ポップカルチャーは世界をめぐる

オタク文化、海外へ

文化

日本のマンガやアニメ、ゲームを中心とする「オタク文化」が世界に広がっている。東京、名古屋、そしてパリ。この夏3都市で開催された「オタク・イベント」を通じ、世界を席巻しつつあるポップカルチャーに迫る。

ジャパン・エキスポが驚異的な飛躍を遂げた背景には、アニメやマンガといったオタク文化の浸透がある。会場内での様々なデモンストレーションを熱心にビデオに撮ったり、アイドルソングや「アニソン」(アニメのテーマソング)で踊ったり、グッズを買い集めたりする彼らの行動は、日本のオタクとほとんど変わらない。

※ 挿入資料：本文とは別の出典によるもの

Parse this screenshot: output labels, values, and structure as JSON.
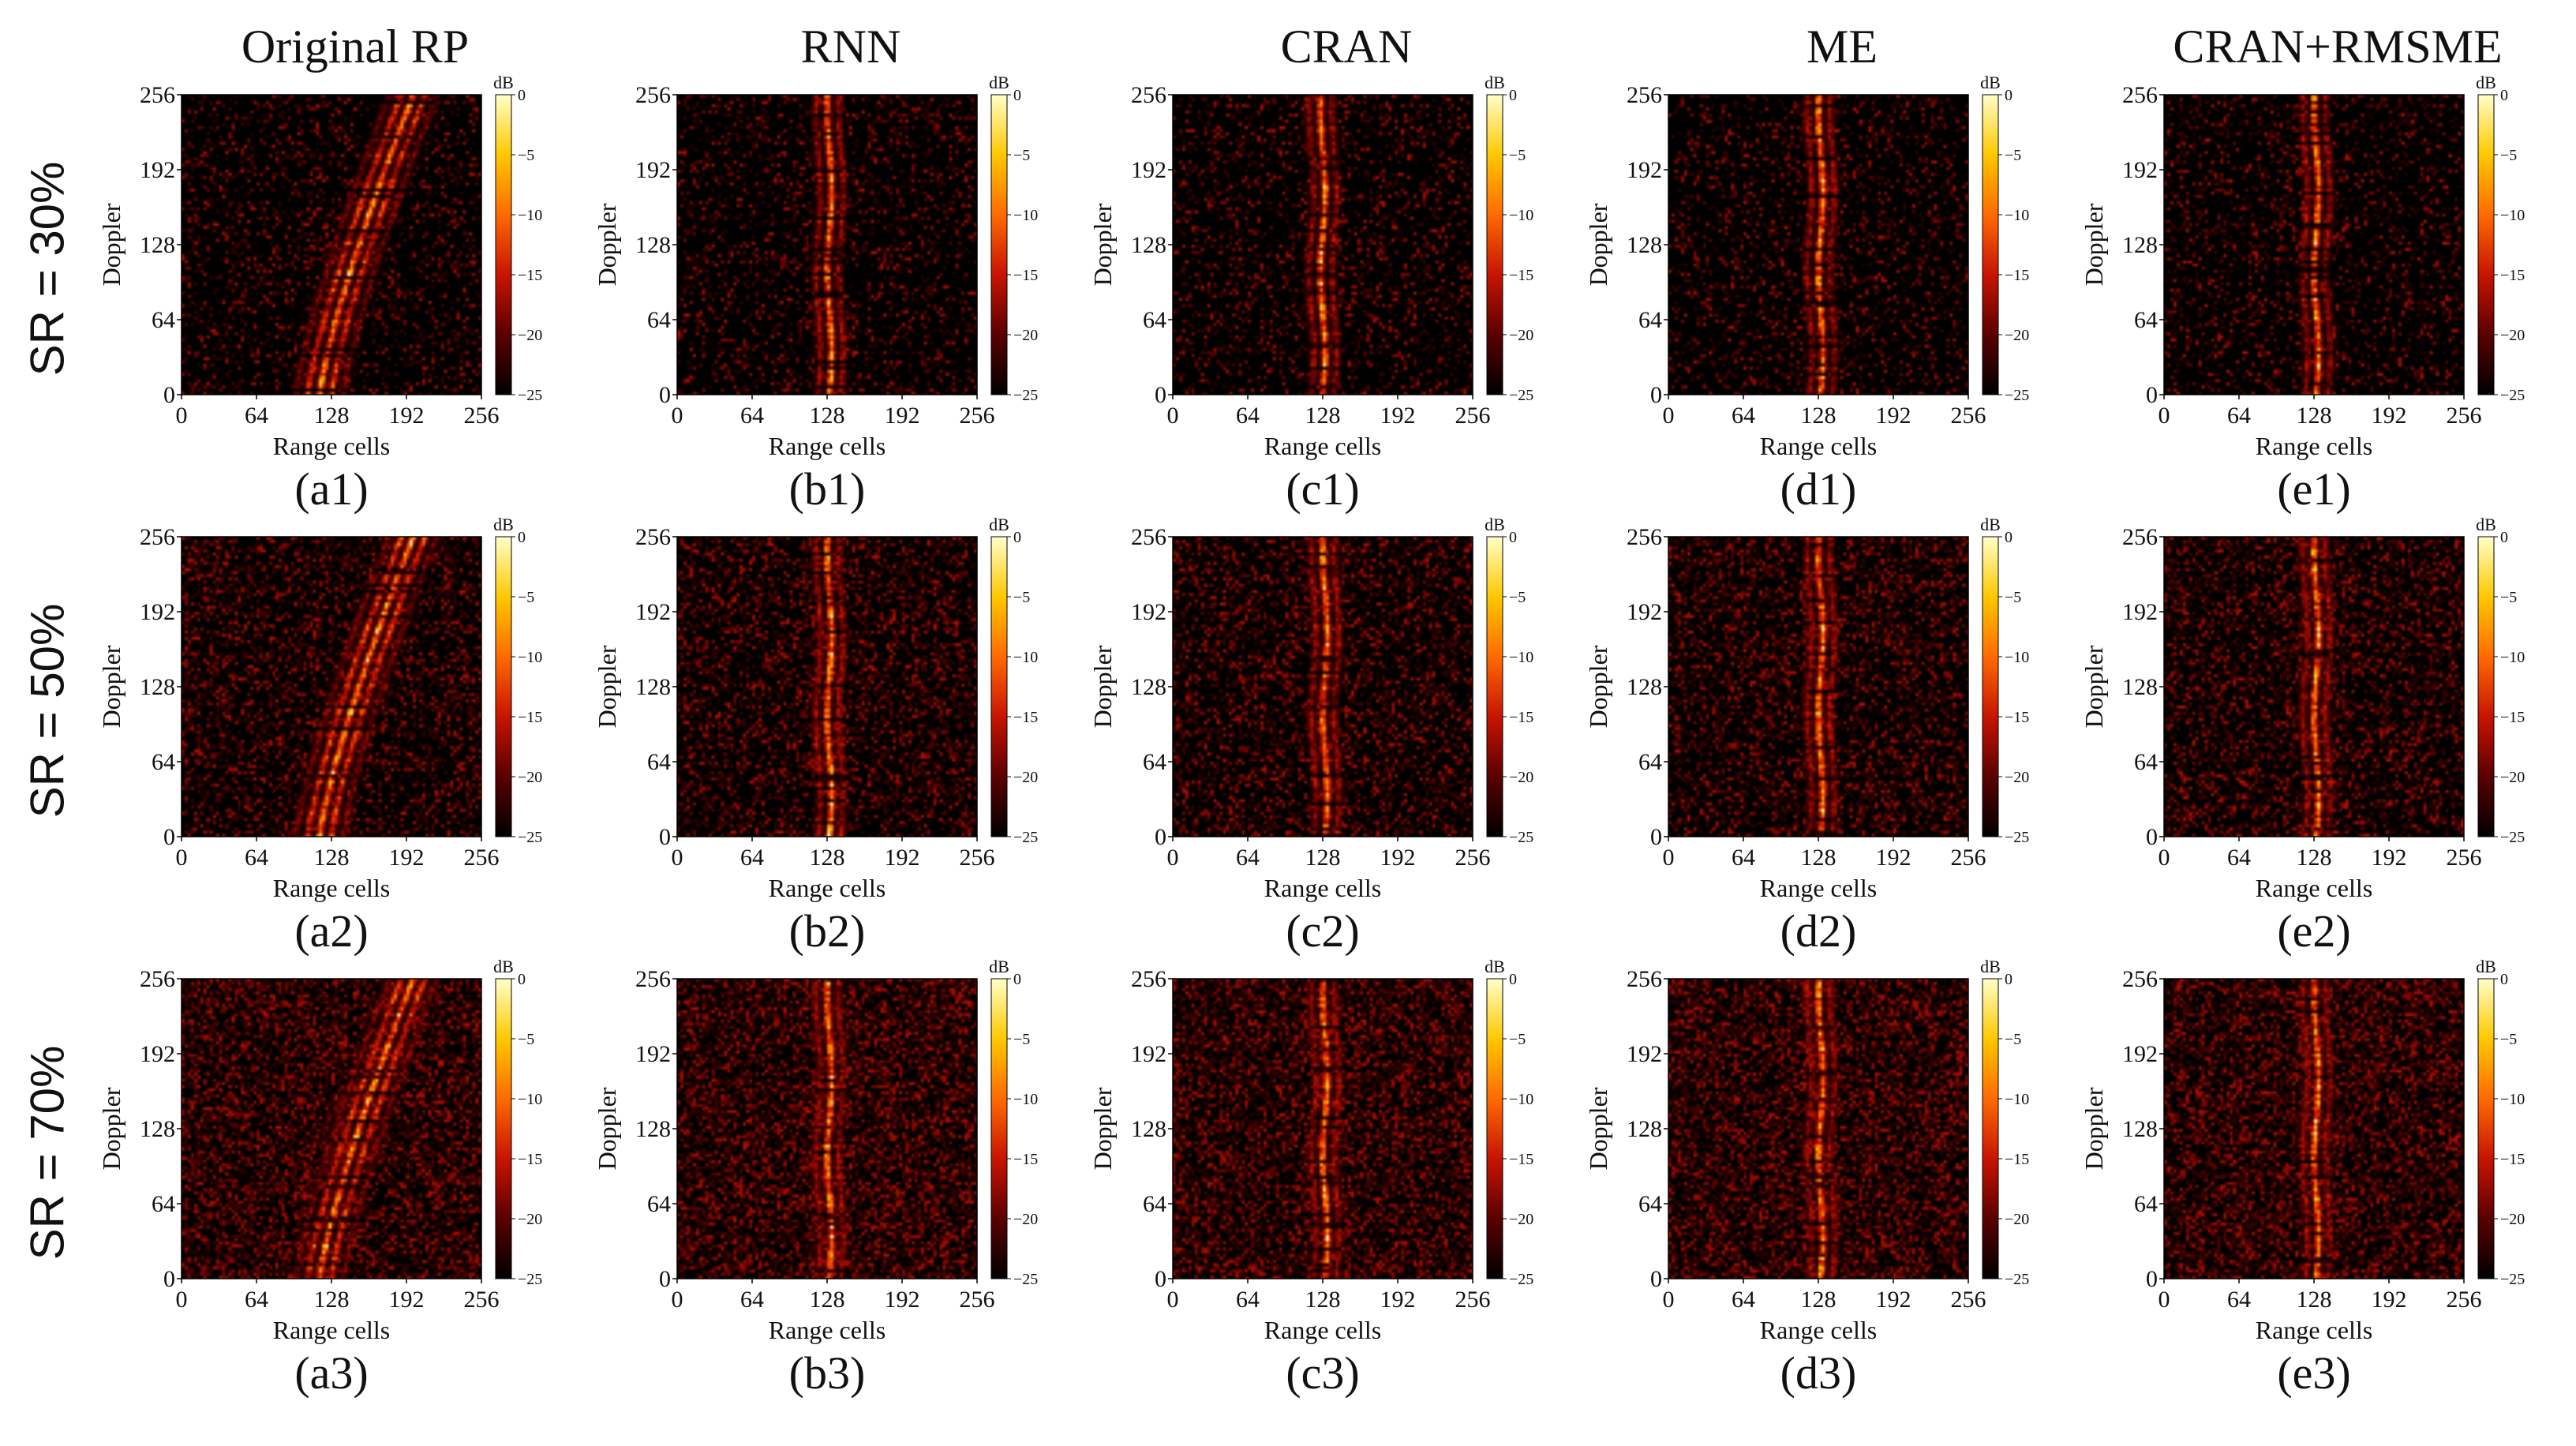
{
  "figure": {
    "columns": [
      {
        "key": "a",
        "title": "Original RP"
      },
      {
        "key": "b",
        "title": "RNN"
      },
      {
        "key": "c",
        "title": "CRAN"
      },
      {
        "key": "d",
        "title": "ME"
      },
      {
        "key": "e",
        "title": "CRAN+RMSME"
      }
    ],
    "rows": [
      {
        "key": "1",
        "label": "SR = 30%"
      },
      {
        "key": "2",
        "label": "SR = 50%"
      },
      {
        "key": "3",
        "label": "SR = 70%"
      }
    ],
    "colors": {
      "background": "#000000",
      "colormap": [
        "#000000",
        "#5a0000",
        "#c81400",
        "#ff6a00",
        "#ffc800",
        "#ffffc8"
      ],
      "text": "#111111"
    }
  },
  "chart_data": {
    "type": "heatmap",
    "xlabel": "Range cells",
    "ylabel": "Doppler",
    "xticks": [
      "0",
      "64",
      "128",
      "192",
      "256"
    ],
    "yticks": [
      "0",
      "64",
      "128",
      "192",
      "256"
    ],
    "xlim": [
      0,
      256
    ],
    "ylim": [
      0,
      256
    ],
    "colorbar": {
      "label": "dB",
      "ticks": [
        "0",
        "−5",
        "−10",
        "−15",
        "−20",
        "−25"
      ],
      "range": [
        -25,
        0
      ]
    },
    "panels": [
      {
        "label": "(a1)",
        "method": "Original RP",
        "sampling_rate": "30%",
        "pattern": "curved",
        "track_start_range": 118,
        "track_end_range": 198,
        "mask_density": 0.3
      },
      {
        "label": "(b1)",
        "method": "RNN",
        "sampling_rate": "30%",
        "pattern": "vertical",
        "track_center_range": 130,
        "mask_density": 0.3
      },
      {
        "label": "(c1)",
        "method": "CRAN",
        "sampling_rate": "30%",
        "pattern": "vertical",
        "track_center_range": 128,
        "mask_density": 0.3
      },
      {
        "label": "(d1)",
        "method": "ME",
        "sampling_rate": "30%",
        "pattern": "vertical",
        "track_center_range": 130,
        "mask_density": 0.3
      },
      {
        "label": "(e1)",
        "method": "CRAN+RMSME",
        "sampling_rate": "30%",
        "pattern": "vertical",
        "track_center_range": 130,
        "mask_density": 0.3
      },
      {
        "label": "(a2)",
        "method": "Original RP",
        "sampling_rate": "50%",
        "pattern": "curved",
        "track_start_range": 118,
        "track_end_range": 198,
        "mask_density": 0.5
      },
      {
        "label": "(b2)",
        "method": "RNN",
        "sampling_rate": "50%",
        "pattern": "vertical",
        "track_center_range": 130,
        "mask_density": 0.5
      },
      {
        "label": "(c2)",
        "method": "CRAN",
        "sampling_rate": "50%",
        "pattern": "vertical",
        "track_center_range": 130,
        "mask_density": 0.5
      },
      {
        "label": "(d2)",
        "method": "ME",
        "sampling_rate": "50%",
        "pattern": "vertical",
        "track_center_range": 130,
        "mask_density": 0.5
      },
      {
        "label": "(e2)",
        "method": "CRAN+RMSME",
        "sampling_rate": "50%",
        "pattern": "vertical",
        "track_center_range": 130,
        "mask_density": 0.5
      },
      {
        "label": "(a3)",
        "method": "Original RP",
        "sampling_rate": "70%",
        "pattern": "curved",
        "track_start_range": 118,
        "track_end_range": 198,
        "mask_density": 0.7
      },
      {
        "label": "(b3)",
        "method": "RNN",
        "sampling_rate": "70%",
        "pattern": "vertical",
        "track_center_range": 130,
        "mask_density": 0.7
      },
      {
        "label": "(c3)",
        "method": "CRAN",
        "sampling_rate": "70%",
        "pattern": "vertical",
        "track_center_range": 130,
        "mask_density": 0.7
      },
      {
        "label": "(d3)",
        "method": "ME",
        "sampling_rate": "70%",
        "pattern": "vertical",
        "track_center_range": 130,
        "mask_density": 0.7
      },
      {
        "label": "(e3)",
        "method": "CRAN+RMSME",
        "sampling_rate": "70%",
        "pattern": "vertical",
        "track_center_range": 130,
        "mask_density": 0.7
      }
    ]
  }
}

面白いのは「あなたはオタク?」と尋ねると、ほとんどが「もちろん!」と答える。だが、すぐさま「でも、フランスで言うオタクの意味でね」と付け加えてくる。フランスでは、日本マンガ・アニメのファンをオタクと呼ぶ。「フレンチ・オタク」には、自分たちがオタクであると誇る一方で、「マニアックで引きこもった感じ」の日本のオタクとは違う、という思いがあるのだ。

日本のオタクとはここが違う!

フランス人オタクの特徴は、日本のオタクのように知識やコレクションを誇ることをせず、行動が社交的で積極的なところだ。「イベントを皆で盛り上げて楽しもう」というパーティー的なノリは、日本の「ストイックな」オタク・イベントとは雰囲気が大きく異なる。

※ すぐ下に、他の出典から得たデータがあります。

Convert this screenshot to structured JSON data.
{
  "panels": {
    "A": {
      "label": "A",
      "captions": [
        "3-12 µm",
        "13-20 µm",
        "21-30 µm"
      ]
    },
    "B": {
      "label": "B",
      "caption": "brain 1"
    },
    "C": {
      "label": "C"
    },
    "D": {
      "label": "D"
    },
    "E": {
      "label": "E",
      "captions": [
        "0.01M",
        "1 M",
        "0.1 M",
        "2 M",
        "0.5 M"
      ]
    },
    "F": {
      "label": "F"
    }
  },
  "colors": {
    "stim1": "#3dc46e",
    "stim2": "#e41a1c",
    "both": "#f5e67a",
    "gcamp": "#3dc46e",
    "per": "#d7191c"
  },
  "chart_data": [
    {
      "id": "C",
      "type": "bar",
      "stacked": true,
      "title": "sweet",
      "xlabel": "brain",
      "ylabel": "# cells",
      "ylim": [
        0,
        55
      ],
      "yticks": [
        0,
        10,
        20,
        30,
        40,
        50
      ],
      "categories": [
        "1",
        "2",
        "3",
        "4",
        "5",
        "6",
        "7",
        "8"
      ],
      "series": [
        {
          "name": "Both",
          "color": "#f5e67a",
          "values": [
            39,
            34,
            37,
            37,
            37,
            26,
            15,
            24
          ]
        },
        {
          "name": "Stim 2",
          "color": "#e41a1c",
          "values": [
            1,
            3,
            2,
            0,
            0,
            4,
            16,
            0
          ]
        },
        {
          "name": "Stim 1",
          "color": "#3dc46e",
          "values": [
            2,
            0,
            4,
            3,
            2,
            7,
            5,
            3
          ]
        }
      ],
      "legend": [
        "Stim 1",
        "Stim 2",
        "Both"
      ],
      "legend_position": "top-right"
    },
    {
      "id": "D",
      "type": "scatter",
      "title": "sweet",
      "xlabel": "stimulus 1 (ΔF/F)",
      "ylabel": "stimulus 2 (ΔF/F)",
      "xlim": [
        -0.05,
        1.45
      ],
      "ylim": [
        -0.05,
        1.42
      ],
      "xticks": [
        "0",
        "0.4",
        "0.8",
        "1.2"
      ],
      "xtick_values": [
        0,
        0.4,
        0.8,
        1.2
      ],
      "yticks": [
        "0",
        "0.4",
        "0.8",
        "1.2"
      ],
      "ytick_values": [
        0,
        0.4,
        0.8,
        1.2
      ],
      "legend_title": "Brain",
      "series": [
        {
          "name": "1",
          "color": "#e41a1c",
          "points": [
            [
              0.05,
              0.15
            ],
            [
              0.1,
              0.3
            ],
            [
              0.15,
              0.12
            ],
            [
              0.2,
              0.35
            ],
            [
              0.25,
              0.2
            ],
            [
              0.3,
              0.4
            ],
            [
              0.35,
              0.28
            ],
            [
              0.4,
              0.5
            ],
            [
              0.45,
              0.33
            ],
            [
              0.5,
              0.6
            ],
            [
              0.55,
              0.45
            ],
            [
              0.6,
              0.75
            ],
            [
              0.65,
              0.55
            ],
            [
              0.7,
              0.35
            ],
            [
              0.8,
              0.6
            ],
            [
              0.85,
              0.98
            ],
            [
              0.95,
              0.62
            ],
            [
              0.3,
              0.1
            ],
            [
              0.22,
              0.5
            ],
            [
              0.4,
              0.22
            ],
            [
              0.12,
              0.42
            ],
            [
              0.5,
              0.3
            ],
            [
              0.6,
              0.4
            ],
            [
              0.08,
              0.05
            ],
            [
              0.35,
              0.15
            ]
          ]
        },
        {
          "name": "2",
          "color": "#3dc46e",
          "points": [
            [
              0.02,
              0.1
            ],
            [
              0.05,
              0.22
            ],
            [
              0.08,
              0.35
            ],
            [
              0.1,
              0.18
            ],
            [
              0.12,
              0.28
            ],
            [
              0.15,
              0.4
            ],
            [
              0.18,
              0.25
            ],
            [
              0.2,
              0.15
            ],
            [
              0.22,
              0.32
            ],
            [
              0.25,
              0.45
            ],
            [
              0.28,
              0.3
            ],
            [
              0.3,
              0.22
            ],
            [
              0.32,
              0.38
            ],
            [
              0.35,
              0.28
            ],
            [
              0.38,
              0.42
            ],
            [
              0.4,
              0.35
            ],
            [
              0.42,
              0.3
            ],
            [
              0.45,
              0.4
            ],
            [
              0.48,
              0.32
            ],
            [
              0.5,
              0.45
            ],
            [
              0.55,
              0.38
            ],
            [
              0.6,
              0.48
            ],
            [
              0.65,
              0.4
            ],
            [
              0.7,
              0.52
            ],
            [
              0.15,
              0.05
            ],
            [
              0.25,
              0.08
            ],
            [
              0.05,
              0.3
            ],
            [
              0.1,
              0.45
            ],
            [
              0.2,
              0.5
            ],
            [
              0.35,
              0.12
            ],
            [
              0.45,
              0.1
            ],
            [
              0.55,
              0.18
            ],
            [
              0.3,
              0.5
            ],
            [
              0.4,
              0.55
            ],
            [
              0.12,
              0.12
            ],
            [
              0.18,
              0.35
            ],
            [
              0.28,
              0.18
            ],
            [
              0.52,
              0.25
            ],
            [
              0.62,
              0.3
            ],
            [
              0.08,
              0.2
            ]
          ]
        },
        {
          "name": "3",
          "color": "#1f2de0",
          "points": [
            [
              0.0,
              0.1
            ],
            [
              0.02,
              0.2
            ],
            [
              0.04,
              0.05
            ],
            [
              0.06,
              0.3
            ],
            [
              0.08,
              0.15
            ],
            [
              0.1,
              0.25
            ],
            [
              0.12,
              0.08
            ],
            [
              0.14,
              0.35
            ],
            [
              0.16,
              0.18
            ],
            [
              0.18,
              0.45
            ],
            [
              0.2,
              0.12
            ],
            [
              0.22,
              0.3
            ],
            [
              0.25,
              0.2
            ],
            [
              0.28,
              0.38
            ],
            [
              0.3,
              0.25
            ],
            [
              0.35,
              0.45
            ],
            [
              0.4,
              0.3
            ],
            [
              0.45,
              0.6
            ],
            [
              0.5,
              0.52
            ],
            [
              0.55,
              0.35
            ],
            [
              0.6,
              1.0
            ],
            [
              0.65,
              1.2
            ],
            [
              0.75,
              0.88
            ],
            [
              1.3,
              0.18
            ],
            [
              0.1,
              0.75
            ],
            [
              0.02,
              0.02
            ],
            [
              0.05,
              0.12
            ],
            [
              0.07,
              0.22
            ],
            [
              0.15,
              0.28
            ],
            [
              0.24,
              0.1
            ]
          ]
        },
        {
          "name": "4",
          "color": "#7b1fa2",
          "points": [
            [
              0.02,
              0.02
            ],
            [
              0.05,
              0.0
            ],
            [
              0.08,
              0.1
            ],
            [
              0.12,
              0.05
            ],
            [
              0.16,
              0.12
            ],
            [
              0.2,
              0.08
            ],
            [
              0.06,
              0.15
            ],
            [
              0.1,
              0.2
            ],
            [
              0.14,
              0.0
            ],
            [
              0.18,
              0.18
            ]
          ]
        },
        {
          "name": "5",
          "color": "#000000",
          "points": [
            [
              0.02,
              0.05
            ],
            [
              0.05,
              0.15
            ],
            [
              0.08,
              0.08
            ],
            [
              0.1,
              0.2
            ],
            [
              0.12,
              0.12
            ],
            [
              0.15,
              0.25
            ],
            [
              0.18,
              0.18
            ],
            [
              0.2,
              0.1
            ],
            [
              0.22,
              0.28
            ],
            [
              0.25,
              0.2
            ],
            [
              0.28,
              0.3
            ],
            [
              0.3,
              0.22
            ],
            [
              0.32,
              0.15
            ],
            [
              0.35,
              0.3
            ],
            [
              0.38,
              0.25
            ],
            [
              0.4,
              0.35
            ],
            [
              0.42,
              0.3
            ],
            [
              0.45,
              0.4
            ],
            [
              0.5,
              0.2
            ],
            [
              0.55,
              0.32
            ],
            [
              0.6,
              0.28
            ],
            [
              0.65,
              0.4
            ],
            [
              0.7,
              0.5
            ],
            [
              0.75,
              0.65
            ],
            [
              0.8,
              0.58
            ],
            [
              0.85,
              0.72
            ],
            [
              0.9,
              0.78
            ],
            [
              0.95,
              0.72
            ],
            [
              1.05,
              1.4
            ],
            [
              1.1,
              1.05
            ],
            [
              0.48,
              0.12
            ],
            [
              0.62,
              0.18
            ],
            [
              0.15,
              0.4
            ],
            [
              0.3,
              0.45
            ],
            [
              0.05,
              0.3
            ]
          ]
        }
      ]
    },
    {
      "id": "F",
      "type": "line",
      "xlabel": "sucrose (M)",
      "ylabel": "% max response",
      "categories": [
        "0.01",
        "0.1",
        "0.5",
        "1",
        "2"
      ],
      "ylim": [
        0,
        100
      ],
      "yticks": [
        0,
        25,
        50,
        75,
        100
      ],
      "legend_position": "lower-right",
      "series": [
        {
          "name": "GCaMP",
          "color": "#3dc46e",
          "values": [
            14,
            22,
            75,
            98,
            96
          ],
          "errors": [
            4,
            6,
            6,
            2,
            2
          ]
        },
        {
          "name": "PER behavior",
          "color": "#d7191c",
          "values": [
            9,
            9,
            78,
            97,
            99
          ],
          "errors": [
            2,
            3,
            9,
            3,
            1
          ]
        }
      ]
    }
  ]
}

エキスポに華やかな彩りを添える「コスプレ」を例に挙げてみよう。日本のコスプレイヤーたちが、あまり知られないキャラクターに扮してマニアックな路線を好むのに対し、フランスのコスプレイヤーたちは、「皆が知っている」「かわいい、カッコいい」という理由でメジャーなコスチュームを選ぶ人が多い。

日本のように細部にこだわり、完全コピーとクオリティーの高さを誇示した衣装を作るよりは、「自分に似合う」ようにアレンジを加える者が少なくない。日本の会場では安全上の理由で規制されている長物(刀など長尺の持ち具)も、ジャパン・エキスポでは使用OK。コスプレイヤーたちが個性を際立たせるのに一役買っている。会場内のコスプレステージでは、プレイヤーたちに1分間程度のパフォーマンスタイムがある。各自が披露するダンスや小芝居で場内が大いに沸き上がるのも、個性的でエンターテインメント性に長けたフレンチ・オタクの一面だろう。

日本の若者のようにピースサインやブリッコのポーズで決めながら、その社交性やオリジナルな演出で一線を画すフランスのコスプレイヤーたちにとって、ジャパン・エキスポは最高の晴れ舞台。「フランス代表」を決めるコンクールが開催され、代表には名古屋で開かれる「世界コスプレサミット」への出場権が与えられるからだ。